The Grameen Bank business model provides small loans to the impoverished without requiring a form of collateral. Instead, it builds a peer-to-peer lending system that takes a group-based credit approach and uses peer-pressure within a group to ensure borrowers repay their debts. This peer-to-peer lending model has been tried and failed in developed, capitalist markets. However, the social culture in Kenya is ideal for this business model due to existing collectivistic social ideals of placing the group over the individual. The proactive mindset of the people enforces selfgovernance and debts are repaid to avoid social consequences, thus ensuring low default rates as seen in Bangladesh.
Given that Safaricom has the largest number of cell towers in the country and the strongest coverage, they have immediate access to close to 90% of the country’s population. Segmenting this group into discrete communities allows Safaricom to effectively implement the peer-to-peer lending model. With funds allocated on a community basis, the overarching social forces will work to ensure a high rate of repayment, and will create a diversified loan portfolio with a manageable risk profile.

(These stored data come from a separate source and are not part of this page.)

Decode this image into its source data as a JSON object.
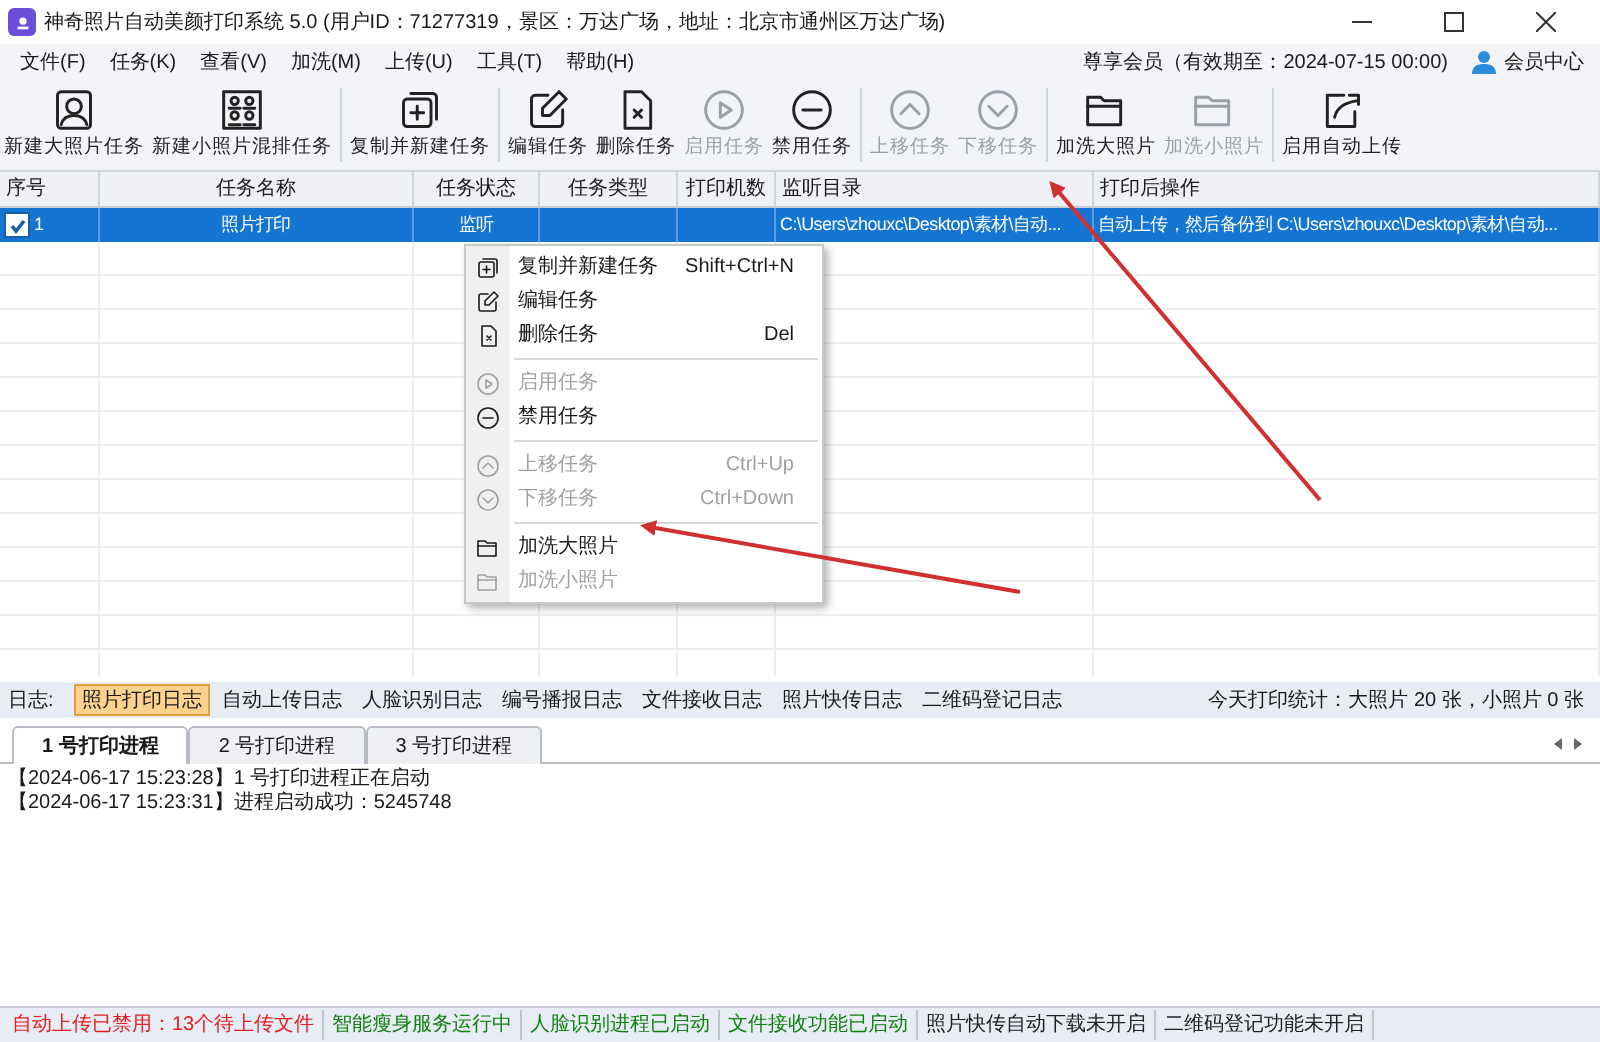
{
  "window": {
    "title": "神奇照片自动美颜打印系统 5.0 (用户ID：71277319，景区：万达广场，地址：北京市通州区万达广场)"
  },
  "menu_bar": {
    "items": [
      "文件(F)",
      "任务(K)",
      "查看(V)",
      "加洗(M)",
      "上传(U)",
      "工具(T)",
      "帮助(H)"
    ],
    "membership": "尊享会员（有效期至：2024-07-15 00:00)",
    "member_center": "会员中心"
  },
  "toolbar": {
    "groups": [
      [
        {
          "label": "新建大照片任务",
          "disabled": false
        },
        {
          "label": "新建小照片混排任务",
          "disabled": false
        }
      ],
      [
        {
          "label": "复制并新建任务",
          "disabled": false
        }
      ],
      [
        {
          "label": "编辑任务",
          "disabled": false
        },
        {
          "label": "删除任务",
          "disabled": false
        },
        {
          "label": "启用任务",
          "disabled": true
        },
        {
          "label": "禁用任务",
          "disabled": false
        }
      ],
      [
        {
          "label": "上移任务",
          "disabled": true
        },
        {
          "label": "下移任务",
          "disabled": true
        }
      ],
      [
        {
          "label": "加洗大照片",
          "disabled": false
        },
        {
          "label": "加洗小照片",
          "disabled": true
        }
      ],
      [
        {
          "label": "启用自动上传",
          "disabled": false
        }
      ]
    ]
  },
  "table": {
    "columns": [
      "序号",
      "任务名称",
      "任务状态",
      "任务类型",
      "打印机数",
      "监听目录",
      "打印后操作"
    ],
    "rows": [
      {
        "selected": true,
        "checked": true,
        "cells": [
          "1",
          "照片打印",
          "监听",
          "",
          "",
          "C:\\Users\\zhouxc\\Desktop\\素材\\自动...",
          "自动上传，然后备份到 C:\\Users\\zhouxc\\Desktop\\素材\\自动..."
        ]
      }
    ]
  },
  "context_menu": {
    "groups": [
      [
        {
          "label": "复制并新建任务",
          "shortcut": "Shift+Ctrl+N",
          "disabled": false
        },
        {
          "label": "编辑任务",
          "disabled": false
        },
        {
          "label": "删除任务",
          "shortcut": "Del",
          "disabled": false
        }
      ],
      [
        {
          "label": "启用任务",
          "disabled": true
        },
        {
          "label": "禁用任务",
          "disabled": false
        }
      ],
      [
        {
          "label": "上移任务",
          "shortcut": "Ctrl+Up",
          "disabled": true
        },
        {
          "label": "下移任务",
          "shortcut": "Ctrl+Down",
          "disabled": true
        }
      ],
      [
        {
          "label": "加洗大照片",
          "disabled": false
        },
        {
          "label": "加洗小照片",
          "disabled": true
        }
      ]
    ]
  },
  "log_bar": {
    "label": "日志:",
    "tabs": [
      {
        "label": "照片打印日志",
        "selected": true
      },
      {
        "label": "自动上传日志",
        "selected": false
      },
      {
        "label": "人脸识别日志",
        "selected": false
      },
      {
        "label": "编号播报日志",
        "selected": false
      },
      {
        "label": "文件接收日志",
        "selected": false
      },
      {
        "label": "照片快传日志",
        "selected": false
      },
      {
        "label": "二维码登记日志",
        "selected": false
      }
    ],
    "stats": "今天打印统计：大照片 20 张，小照片 0 张"
  },
  "process_tabs": [
    {
      "label": "1 号打印进程",
      "selected": true
    },
    {
      "label": "2 号打印进程",
      "selected": false
    },
    {
      "label": "3 号打印进程",
      "selected": false
    }
  ],
  "log_lines": [
    "【2024-06-17 15:23:28】1 号打印进程正在启动",
    "【2024-06-17 15:23:31】进程启动成功：5245748"
  ],
  "status_bar": [
    {
      "text": "自动上传已禁用：13个待上传文件",
      "color": "#e02020"
    },
    {
      "text": "智能瘦身服务运行中",
      "color": "#108010"
    },
    {
      "text": "人脸识别进程已启动",
      "color": "#108010"
    },
    {
      "text": "文件接收功能已启动",
      "color": "#108010"
    },
    {
      "text": "照片快传自动下载未开启",
      "color": "#202020"
    },
    {
      "text": "二维码登记功能未开启",
      "color": "#202020"
    }
  ]
}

Safaricom already has established connections to their customers through their highly successful mobile products, creating substancial brand value and customer loyalty. By expanding its M-Pesa offering to better serve the rural market through peerto- peer microfiance loans, Safaricom can continue to improve its position in Kenya. They stand to create considerable value for Kenya’s empovrished rural population, while expanding their own revenue base and capturing significant growth potential in rural financial services.